A pesquisa foi desenvolvida entre 2022 e 2023 nos municípios de Sena Madureira e Rio Branco, no Acre, sob coordenação do professor Francisco Glauco de Araújo Santos, do Centro de Ciências Biológicas e da Natureza (CCBN), integrando a dissertação de mestrado de Liliane de Souza Anadão, do Programa de Pós-Graduação em Sanidade e Produção Animal Sustentável na Amazônia (PPGSPASA).

O estudo entrevistou 78 famílias e analisou 23 fígados de pacas abatidas para consumo. Em 48% das amostras foram identificados cistos hidáticos causados pelo parasita.
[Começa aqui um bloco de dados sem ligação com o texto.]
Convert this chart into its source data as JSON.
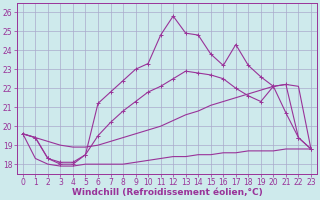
{
  "background_color": "#ceeaec",
  "grid_color": "#aaaacc",
  "line_color": "#993399",
  "xlabel": "Windchill (Refroidissement éolien,°C)",
  "xlabel_fontsize": 6.5,
  "tick_fontsize": 5.5,
  "xlim": [
    -0.5,
    23.5
  ],
  "ylim": [
    17.5,
    26.5
  ],
  "yticks": [
    18,
    19,
    20,
    21,
    22,
    23,
    24,
    25,
    26
  ],
  "xticks": [
    0,
    1,
    2,
    3,
    4,
    5,
    6,
    7,
    8,
    9,
    10,
    11,
    12,
    13,
    14,
    15,
    16,
    17,
    18,
    19,
    20,
    21,
    22,
    23
  ],
  "series_flat_x": [
    0,
    1,
    2,
    3,
    4,
    5,
    6,
    7,
    8,
    9,
    10,
    11,
    12,
    13,
    14,
    15,
    16,
    17,
    18,
    19,
    20,
    21,
    22,
    23
  ],
  "series_flat_y": [
    19.6,
    18.3,
    18.0,
    17.9,
    17.9,
    18.0,
    18.0,
    18.0,
    18.0,
    18.1,
    18.2,
    18.3,
    18.4,
    18.4,
    18.5,
    18.5,
    18.6,
    18.6,
    18.7,
    18.7,
    18.7,
    18.8,
    18.8,
    18.8
  ],
  "series_diag_x": [
    0,
    1,
    2,
    3,
    4,
    5,
    6,
    7,
    8,
    9,
    10,
    11,
    12,
    13,
    14,
    15,
    16,
    17,
    18,
    19,
    20,
    21,
    22,
    23
  ],
  "series_diag_y": [
    19.6,
    19.4,
    19.2,
    19.0,
    18.9,
    18.9,
    19.0,
    19.2,
    19.4,
    19.6,
    19.8,
    20.0,
    20.3,
    20.6,
    20.8,
    21.1,
    21.3,
    21.5,
    21.7,
    21.9,
    22.1,
    22.2,
    22.1,
    18.8
  ],
  "series_mid_x": [
    0,
    1,
    2,
    3,
    4,
    5,
    6,
    7,
    8,
    9,
    10,
    11,
    12,
    13,
    14,
    15,
    16,
    17,
    18,
    19,
    20,
    21,
    22,
    23
  ],
  "series_mid_y": [
    19.6,
    19.4,
    18.3,
    18.0,
    18.0,
    18.5,
    19.5,
    20.2,
    20.8,
    21.3,
    21.8,
    22.1,
    22.5,
    22.9,
    22.8,
    22.7,
    22.5,
    22.0,
    21.6,
    21.3,
    22.1,
    22.2,
    19.4,
    18.8
  ],
  "series_top_x": [
    0,
    1,
    2,
    3,
    4,
    5,
    6,
    7,
    8,
    9,
    10,
    11,
    12,
    13,
    14,
    15,
    16,
    17,
    18,
    19,
    20,
    21,
    22,
    23
  ],
  "series_top_y": [
    19.6,
    19.4,
    18.3,
    18.1,
    18.1,
    18.5,
    21.2,
    21.8,
    22.4,
    23.0,
    23.3,
    24.8,
    25.8,
    24.9,
    24.8,
    23.8,
    23.2,
    24.3,
    23.2,
    22.6,
    22.1,
    20.7,
    19.4,
    18.8
  ]
}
A pesquisa também apontou que a maioria dos cães das comunidades participa das caçadas e consome vísceras cruas dos animais.

Segundo os pesquisadores, o principal risco de transmissão ocorre quando cães infectados eliminam ovos do parasita no ambiente, contaminando solo, água e alimentos.

“O principal risco está associado ao descarte inadequado das vísceras e ao contato com ambientes contaminados pelas fezes de cães infectados”, destacou o professor Francisco Glauco.

O estudo reforça a necessidade de ações de vigilância e educação em saúde nas comunidades rurais, principalmente relacionadas ao manejo de cães e ao descarte adequado das vísceras dos animais abatidos.

Para o pesquisador Leandro Siqueira, doutor em Medicina Tropical pela Fiocruz e coautor do estudo, a pesquisa amplia o conhecimento sobre a transmissão da doença na Amazônia e pode contribuir para futuras ações de prevenção e diagnóstico na região.